About Approximations of functions in $C_o(\mathbb{R})$ by $C_c(\mathbb{R})$

Question

I was looking at the solution to this question. Basically we want to show that $\overline{C_c(\mathbb{R})}=C_0(\mathbb{R})$, under the norm $||.||_{\infty}$. This is how I understood the solution: We have $f\in C_o(\mathbb{R})$ and $\epsilon >0$ so that $\exists N>0$ such that $|x|>N \implies |f(x)|<\frac{\epsilon}{2}$. Define $g(x)=f(x)$ whenever $|x|\leq N$ and $g(x)=0$ otherwise. I can see that $g$ is continuous and bounded on $\mathbb{R}$, but does $g$ have a compact support? Is $\text{supp}(g)=\overline{\{x\in\mathbb{R}:g(x)\neq0\}}$ a closed and bounded set? I'm tempted to say that the support is $[-N,N]$, but I'm not sure if it really is. For example, there might be uncountably many zeros of $f$ in there.

Answer 1

You were close. Unfortunately your $g$ function is not continous in general (it is discontinous at $x=\pm N$). So you just have to tweak it a bit.

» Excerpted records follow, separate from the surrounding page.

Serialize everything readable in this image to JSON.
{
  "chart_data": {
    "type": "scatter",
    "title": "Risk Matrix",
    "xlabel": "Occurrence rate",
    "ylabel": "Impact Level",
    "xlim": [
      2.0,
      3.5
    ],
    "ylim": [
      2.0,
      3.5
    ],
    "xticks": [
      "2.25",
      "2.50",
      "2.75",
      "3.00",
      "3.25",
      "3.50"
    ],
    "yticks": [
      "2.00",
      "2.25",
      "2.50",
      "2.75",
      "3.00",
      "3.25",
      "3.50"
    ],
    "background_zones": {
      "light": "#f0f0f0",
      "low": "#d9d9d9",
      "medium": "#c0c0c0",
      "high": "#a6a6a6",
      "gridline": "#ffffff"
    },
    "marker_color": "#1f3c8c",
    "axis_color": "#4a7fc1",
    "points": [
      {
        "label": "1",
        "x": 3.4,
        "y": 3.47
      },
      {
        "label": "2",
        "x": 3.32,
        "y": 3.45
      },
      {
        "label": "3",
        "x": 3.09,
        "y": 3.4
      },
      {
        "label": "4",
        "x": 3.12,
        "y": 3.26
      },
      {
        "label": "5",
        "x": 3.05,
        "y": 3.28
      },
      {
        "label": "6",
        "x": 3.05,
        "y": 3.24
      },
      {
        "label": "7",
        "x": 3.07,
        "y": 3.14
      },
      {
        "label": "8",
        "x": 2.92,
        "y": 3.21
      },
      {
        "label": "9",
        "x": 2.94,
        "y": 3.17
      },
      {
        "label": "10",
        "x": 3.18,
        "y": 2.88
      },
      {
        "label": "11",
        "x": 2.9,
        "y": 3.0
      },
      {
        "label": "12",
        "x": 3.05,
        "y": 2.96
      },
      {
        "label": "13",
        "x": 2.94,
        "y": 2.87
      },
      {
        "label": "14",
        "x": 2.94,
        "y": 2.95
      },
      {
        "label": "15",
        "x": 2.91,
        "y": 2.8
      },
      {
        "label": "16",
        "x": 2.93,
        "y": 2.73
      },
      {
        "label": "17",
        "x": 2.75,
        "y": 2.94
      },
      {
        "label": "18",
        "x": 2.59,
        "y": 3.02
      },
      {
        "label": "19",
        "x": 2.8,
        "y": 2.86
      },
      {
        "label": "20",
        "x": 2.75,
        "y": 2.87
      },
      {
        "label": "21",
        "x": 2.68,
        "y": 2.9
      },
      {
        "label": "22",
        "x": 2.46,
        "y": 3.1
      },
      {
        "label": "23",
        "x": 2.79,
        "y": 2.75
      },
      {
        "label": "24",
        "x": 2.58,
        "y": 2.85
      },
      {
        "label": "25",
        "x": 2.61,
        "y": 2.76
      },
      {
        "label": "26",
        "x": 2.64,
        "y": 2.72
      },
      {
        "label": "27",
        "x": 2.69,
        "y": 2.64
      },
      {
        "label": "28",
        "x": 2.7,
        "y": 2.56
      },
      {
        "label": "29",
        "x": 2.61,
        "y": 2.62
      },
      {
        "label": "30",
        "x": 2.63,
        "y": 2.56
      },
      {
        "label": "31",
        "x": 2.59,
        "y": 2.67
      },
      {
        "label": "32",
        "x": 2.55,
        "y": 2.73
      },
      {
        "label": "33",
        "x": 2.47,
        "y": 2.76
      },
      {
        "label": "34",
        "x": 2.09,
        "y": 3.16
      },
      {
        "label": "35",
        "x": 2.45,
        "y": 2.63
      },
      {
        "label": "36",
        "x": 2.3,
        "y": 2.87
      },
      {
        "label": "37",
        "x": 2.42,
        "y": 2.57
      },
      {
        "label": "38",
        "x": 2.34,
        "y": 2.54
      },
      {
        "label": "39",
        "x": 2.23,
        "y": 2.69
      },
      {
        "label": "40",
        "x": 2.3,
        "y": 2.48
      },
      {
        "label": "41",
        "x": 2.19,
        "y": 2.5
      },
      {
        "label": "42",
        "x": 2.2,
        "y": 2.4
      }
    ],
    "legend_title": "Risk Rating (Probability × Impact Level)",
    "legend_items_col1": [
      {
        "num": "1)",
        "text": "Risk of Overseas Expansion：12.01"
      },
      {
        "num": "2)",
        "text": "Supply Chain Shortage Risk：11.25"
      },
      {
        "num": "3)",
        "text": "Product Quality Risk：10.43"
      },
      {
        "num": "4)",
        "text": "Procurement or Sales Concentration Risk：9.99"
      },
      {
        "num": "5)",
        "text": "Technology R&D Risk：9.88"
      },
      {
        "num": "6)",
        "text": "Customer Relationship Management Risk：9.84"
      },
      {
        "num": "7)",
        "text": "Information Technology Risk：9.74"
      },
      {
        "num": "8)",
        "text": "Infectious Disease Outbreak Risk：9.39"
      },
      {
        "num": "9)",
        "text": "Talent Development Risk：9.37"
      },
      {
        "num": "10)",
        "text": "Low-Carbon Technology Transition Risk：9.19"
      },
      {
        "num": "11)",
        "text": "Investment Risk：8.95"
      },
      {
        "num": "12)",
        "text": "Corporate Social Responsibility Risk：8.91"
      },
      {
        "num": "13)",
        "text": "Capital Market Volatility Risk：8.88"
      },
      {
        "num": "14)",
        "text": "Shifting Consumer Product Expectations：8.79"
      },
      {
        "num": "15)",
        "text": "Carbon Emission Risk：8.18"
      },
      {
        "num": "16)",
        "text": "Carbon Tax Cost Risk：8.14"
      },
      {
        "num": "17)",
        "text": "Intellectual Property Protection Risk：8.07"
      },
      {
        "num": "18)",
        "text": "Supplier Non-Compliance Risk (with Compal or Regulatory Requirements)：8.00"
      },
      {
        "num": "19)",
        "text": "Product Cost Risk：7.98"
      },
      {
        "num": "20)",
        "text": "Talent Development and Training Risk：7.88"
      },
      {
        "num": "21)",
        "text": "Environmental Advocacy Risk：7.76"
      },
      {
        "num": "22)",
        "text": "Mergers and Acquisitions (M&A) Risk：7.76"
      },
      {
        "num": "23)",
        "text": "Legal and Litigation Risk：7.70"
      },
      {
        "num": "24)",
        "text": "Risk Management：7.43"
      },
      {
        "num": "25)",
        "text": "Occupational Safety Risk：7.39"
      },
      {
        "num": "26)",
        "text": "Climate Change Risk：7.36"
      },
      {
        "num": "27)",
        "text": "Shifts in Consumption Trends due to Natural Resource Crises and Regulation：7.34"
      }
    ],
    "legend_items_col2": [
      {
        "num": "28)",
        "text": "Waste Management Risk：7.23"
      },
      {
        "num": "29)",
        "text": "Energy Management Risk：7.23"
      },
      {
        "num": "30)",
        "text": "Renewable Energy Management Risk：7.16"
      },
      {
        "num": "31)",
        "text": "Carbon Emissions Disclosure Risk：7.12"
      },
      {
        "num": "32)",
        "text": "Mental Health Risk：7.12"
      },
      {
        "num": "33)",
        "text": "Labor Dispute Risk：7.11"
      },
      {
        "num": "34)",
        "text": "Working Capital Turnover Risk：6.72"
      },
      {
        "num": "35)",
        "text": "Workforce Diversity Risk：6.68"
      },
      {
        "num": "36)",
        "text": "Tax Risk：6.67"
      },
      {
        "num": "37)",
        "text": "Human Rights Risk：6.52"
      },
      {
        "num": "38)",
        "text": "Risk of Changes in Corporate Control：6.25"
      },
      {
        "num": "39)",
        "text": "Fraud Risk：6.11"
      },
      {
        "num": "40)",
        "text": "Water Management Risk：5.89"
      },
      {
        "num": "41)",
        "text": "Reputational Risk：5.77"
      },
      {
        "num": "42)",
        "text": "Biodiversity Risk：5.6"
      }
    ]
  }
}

So normally you do it like that: you start with a "good" function with compact support. For any $n\in\mathbb{N}$ define

$$g_n:\mathbb{R}\to\mathbb{R}$$ $$g_n(x)=\begin{cases} 1 & \mbox{for }x\in[-n, n] \\ x+n+1 & \mbox{for }x\in[-n-1, -n] \\ -x+n+1 & \mbox{for }x\in[n, n+1] \\ 0 & \mbox{otherwise} \end{cases} $$

Draw this function and you will see why I picked it. For example $g_2$:

$g_n$ is continous (due to the pasting lemma), with compact support equal to $[-n-1, n+1]$. Also $|g_n(x)|\leq 1$ for any $x\in\mathbb{R}$ (will be later important to approximate sup norm).

Now pick $f\in C_0(\mathbb{R})$ and define $f_n(x)=g_n(x)\cdot f(x)$. Obviously $f_n$ is continous with compact support contained in $[-n-1, n+1]$ and moreover $f_n(x)=f(x)$ for $x\in[-n, n]$. So the sequence $f_n$ is what you were trying to construct. It is quite similar, except it continously passes from $f$ to constant $0$.

Note that

$$\lVert f_n-f\rVert_{\infty}\leq\sup\big\{|f(x)| : x\in(-\infty, -n]\cup[n, \infty)\big\}$$

(this you can calculate on your own I hope) and since $f$ vanishes at infinity then this means that $f_n\to f$ in sup norm.

So now since for any $f\in C_0(\mathbb{R})$ there is a sequence $(f_n)\subset C_c(\mathbb{R})$ such that $f_n\to f$ then $C_0(\mathbb{R})\subseteq \overline{C_c(\mathbb{R})}$. The other inclusion follows pretty much from the definition of both $C_0$ and $C_c$.

Answer 2

A deep solution:

A function in $C_0(R)$ or in $C_c(R)$ can be identified as a fnction on $R$'s one-point compactification. The former are those that are zero at infinity (say the $N=(0,1)$ on the circle) while the latter are those that are zero not just at $N$ but also in a neighborhood of it.

Now question is: Are functions that are zero in a neighborhood of $N$ in dense in the set of functions that vanish at $N$ in the supremum topology?

Yes.

Note 1: This proof works for every locally compact space, eg. $R^n$! Local compactness guarantees the existence of 1-point compactification.

Note 2: There is so much to this proof. We can assert the same density for smooth versions. And if need be, we can work with cutoff functions centered at the infinity to construct certain functions, etc. It is just so much easier to work with infinity when it becomes just another point on your space!